Dickens remains one of the most prolific, well-loved storytellers in the English language and if you surrender to his winding narratives, his detours, his huge cast of characters you will be rewarded. Perhaps like Jennifer Egan was:
"I was on a very bumpy plane ride, an overnight flight," she recalls. "I was so miserable, and I pulled out David Copperfield, and I forgot how scared and tired I was, and I thought, 'This is what reading should be.' I'm utterly transported out of my current situation."
Great writer, but by many accounts, a wretched human being.
A lot of great artists would probably fall under that.
It was the best of times and the worst of times.
One could have a bit of light hearted fun here, I am sure Dickens would not have minded. While no favourites of Freepers in general, the ladies of "The View" bring to mind some of the characters in A Tale of Two Cities" At least to me at any rate.
Theresa Defarge gloated and shrieked at the demise of the aristocrats under the guillotine. A perfect choice for acting this part, would be Joy Behar. I confess a sneaking liking for Joy. She would play Defarge, shrieking for the heads of Republicans, er, I mean French aristocrats. Sweet Elizabeth could play equally sweet Lucy Manette.
Just a little lame humour on my part here.
I know exactly what you’re saying! Like my brothers, I’m usually defending as THE BEST whichever book I’m reading. But Bleak House, maybe because of the number of utterly memorable supporting characters (Jellybee, Chadband, the usurer, the printer & his wife, the sergeant, etc.) or because of the nature and faculty of the villain (Tulkinghorn)—what could be more evil (and timely) than a highly respected, utterly corrupt lawyer who accumulates and invests not gold but data? Or maybe it’s the arguments—religion vs. morality, law vs. morality, true charity vs. social dues, so many other timeless concerns.
Yes, the characters are wonderful, and no one has created so many so successfully (Melville tried and failed miserably, but Wodehouse comes close), but I think sometimes that those characters mask some brilliant plots—NN, BH, DC, ATOTC, MC, LD, GE, even OMF.
Maybe best of all, an avalanche of social criticism and not a single call for, or even a whisper of, socialism as the answer. Which is probably why G. B. Shaw just couldn’t rank Dickens among the greats. And today—who cares what the “great” Shaw thought?
“One must have a heart of stone to read the death of little Nell without laughing.”
—Oscar Wilde
I like it . . . no Miss Prosses there, though.
Not as depicted by Clare Tomalin in her recent biography, the most authoritative to date. The one blemish (and it's a big one) on an otherwise admirable life was his treatment of his wife.
George MacDonald—heavenly. That’s what children should be reading.

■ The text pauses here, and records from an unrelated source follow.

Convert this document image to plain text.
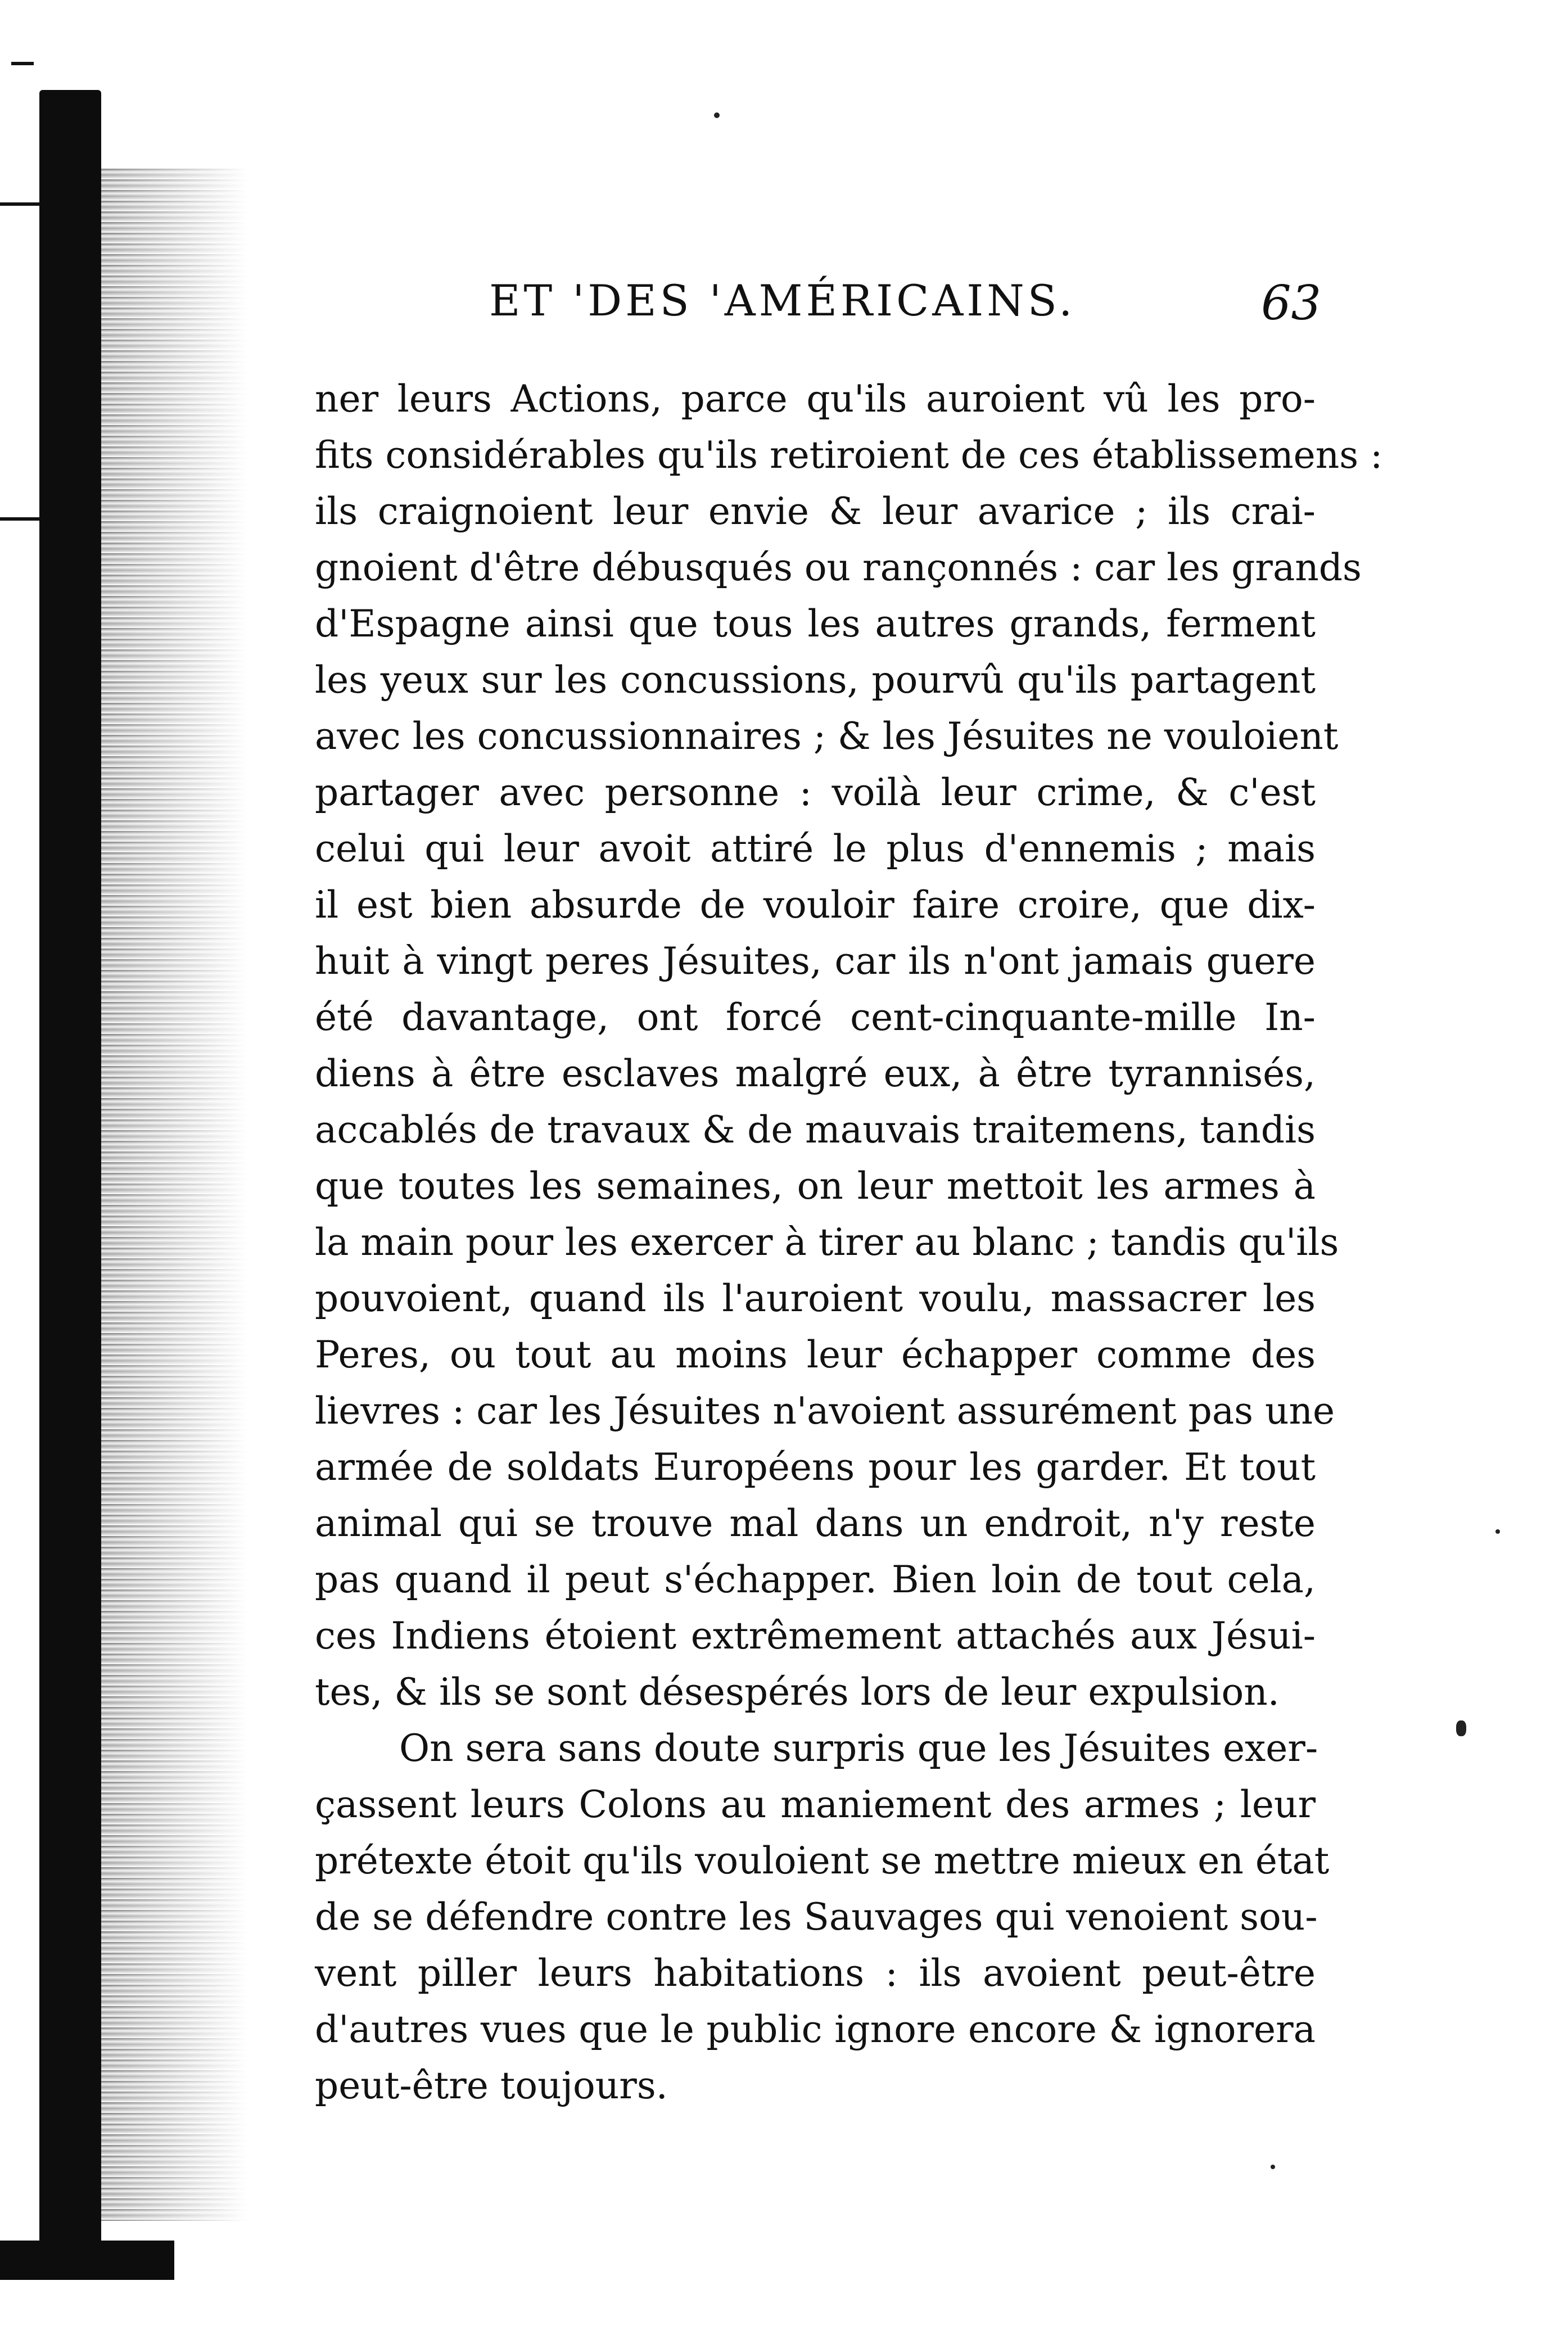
ET 'DES 'AMÉRICAINS.	63
ner leurs Actions, parce qu'ils auroient vû les pro-
fits considérables qu'ils retiroient de ces établissemens :
ils craignoient leur envie & leur avarice ; ils crai-
gnoient d'être débusqués ou rançonnés : car les grands
d'Espagne ainsi que tous les autres grands, ferment
les yeux sur les concussions, pourvû qu'ils partagent
avec les concussionnaires ; & les Jésuites ne vouloient
partager avec personne : voilà leur crime, & c'est
celui qui leur avoit attiré le plus d'ennemis ; mais
il est bien absurde de vouloir faire croire, que dix-
huit à vingt peres Jésuites, car ils n'ont jamais guere
été davantage, ont forcé cent-cinquante-mille In-
diens à être esclaves malgré eux, à être tyrannisés,
accablés de travaux & de mauvais traitemens, tandis
que toutes les semaines, on leur mettoit les armes à
la main pour les exercer à tirer au blanc ; tandis qu'ils
pouvoient, quand ils l'auroient voulu, massacrer les
Peres, ou tout au moins leur échapper comme des
lievres : car les Jésuites n'avoient assurément pas une
armée de soldats Européens pour les garder. Et tout
animal qui se trouve mal dans un endroit, n'y reste
pas quand il peut s'échapper. Bien loin de tout cela,
ces Indiens étoient extrêmement attachés aux Jésui-
tes, & ils se sont désespérés lors de leur expulsion.
On sera sans doute surpris que les Jésuites exer-
çassent leurs Colons au maniement des armes ; leur
prétexte étoit qu'ils vouloient se mettre mieux en état
de se défendre contre les Sauvages qui venoient sou-
vent piller leurs habitations : ils avoient peut-être
d'autres vues que le public ignore encore & ignorera
peut-être toujours.
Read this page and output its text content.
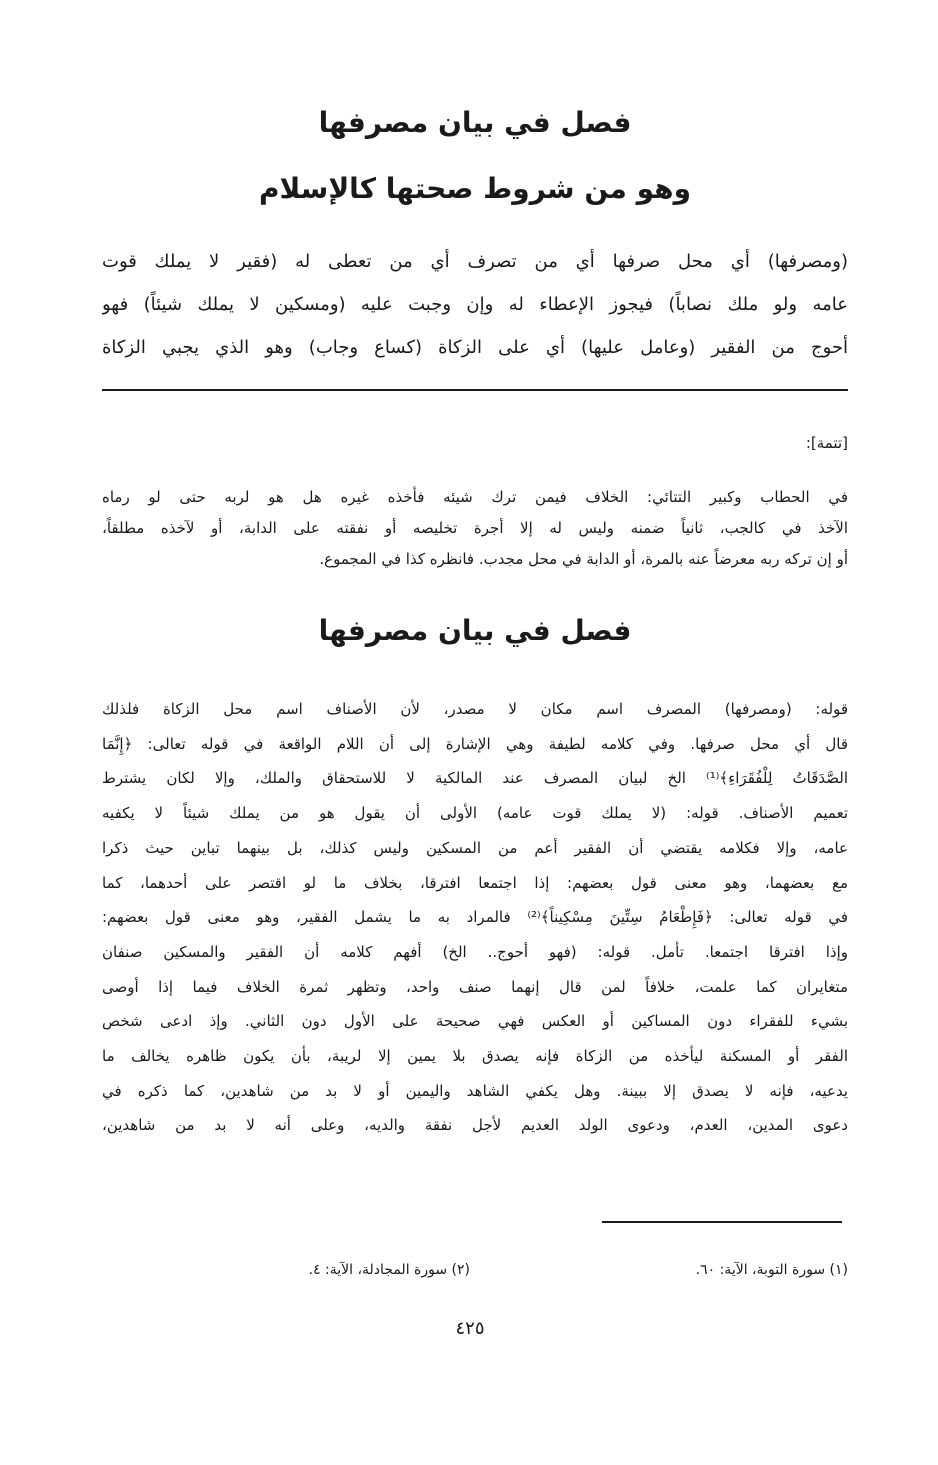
فصل في بيان مصرفها
وهو من شروط صحتها كالإسلام
(ومصرفها) أي محل صرفها أي من تصرف أي من تعطى له (فقير لا يملك قوت
عامه ولو ملك نصاباً) فيجوز الإعطاء له وإن وجبت عليه (ومسكين لا يملك شيئاً) فهو
أحوج من الفقير (وعامل عليها) أي على الزكاة (كساع وجاب) وهو الذي يجبي الزكاة
[تتمة]:
في الحطاب وكبير التتائي: الخلاف فيمن ترك شيئه فأخذه غيره هل هو لربه حتى لو رماه
الآخذ في كالجب، ثانياً ضمنه وليس له إلا أجرة تخليصه أو نفقته على الدابة، أو لآخذه مطلقاً،
أو إن تركه ربه معرضاً عنه بالمرة، أو الدابة في محل مجدب. فانظره كذا في المجموع.
فصل في بيان مصرفها
قوله: (ومصرفها) المصرف اسم مكان لا مصدر، لأن الأصناف اسم محل الزكاة فلذلك
قال أي محل صرفها. وفي كلامه لطيفة وهي الإشارة إلى أن اللام الواقعة في قوله تعالى: ﴿إِنَّمَا
الصَّدَقَاتُ لِلْفُقَرَاءِ﴾⁽¹⁾ الخ لبيان المصرف عند المالكية لا للاستحقاق والملك، وإلا لكان يشترط
تعميم الأصناف. قوله: (لا يملك قوت عامه) الأولى أن يقول هو من يملك شيئاً لا يكفيه
عامه، وإلا فكلامه يقتضي أن الفقير أعم من المسكين وليس كذلك، بل بينهما تباين حيث ذكرا
مع بعضهما، وهو معنى قول بعضهم: إذا اجتمعا افترقا، بخلاف ما لو اقتصر على أحدهما، كما
في قوله تعالى: ﴿فَإِطْعَامُ سِتِّينَ مِسْكِيناً﴾⁽²⁾ فالمراد به ما يشمل الفقير، وهو معنى قول بعضهم:
وإذا افترقا اجتمعا. تأمل. قوله: (فهو أحوج.. الخ) أفهم كلامه أن الفقير والمسكين صنفان
متغايران كما علمت، خلافاً لمن قال إنهما صنف واحد، وتظهر ثمرة الخلاف فيما إذا أوصى
بشيء للفقراء دون المساكين أو العكس فهي صحيحة على الأول دون الثاني. وإذ ادعى شخص
الفقر أو المسكنة ليأخذه من الزكاة فإنه يصدق بلا يمين إلا لريبة، بأن يكون ظاهره يخالف ما
يدعيه، فإنه لا يصدق إلا ببينة. وهل يكفي الشاهد واليمين أو لا بد من شاهدين، كما ذكره في
دعوى المدين، العدم، ودعوى الولد العديم لأجل نفقة والديه، وعلى أنه لا بد من شاهدين،
(١) سورة التوبة، الآية: ٦٠.
(٢) سورة المجادلة، الآية: ٤.
٤٢٥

Insofar as ATOTC’s concerned, he couldn’t possibly have “evoked” better. It wasn’t until the release of (and now I’m not going to remember the name of the book) “Citizen” (I think) in the 1960s that Dickens’ take on the FR was deemed closer to true than what was being taught in American schools. Sure, Etienne Gilson had written about the indignities suffered by aristos and particularly Marie Antoinette; but his research made little impact. Witness Bill O’Reilly echoing libs’ outrage that Michelle Obama be compared to Marie Antoinette, implying that the sum total of the latter’s life lay in “let them eat cake,” a remark placed in her mouth by the rabble. Ann Coulter’s first two chapters of Demonic also gets it right.
Dickens’ evocation caught it all, first.
It took me 3 tries to finish Dombey and Son... I am so glad I finally completed the book. One of my favorites. Pickwick Papers is a personal favorite along with David Copperfield, Nicholas Nickleby and Martin Chuzzlewit.
enthralled with jolly old England.. always have been. Sure hope they make it.
My memory did not hold me in good stead. It should be Therese Defarge, not Theresa. Sweet Lucie it is, not Lucy.
Having cleared that up, I will agree that there are no brave, practical good women such as Miss Pross on the view.(Sorry about that). Quoth Miss Pross to evil Therese this- or like that.
"Thank God that I stronger than you".
This, as she prevented the harridan from rushing out to stop the escape of the defenseless. Well, one almost see a certain Mama Grizzly from Alaska in the role of Miss Pross. (chuckle).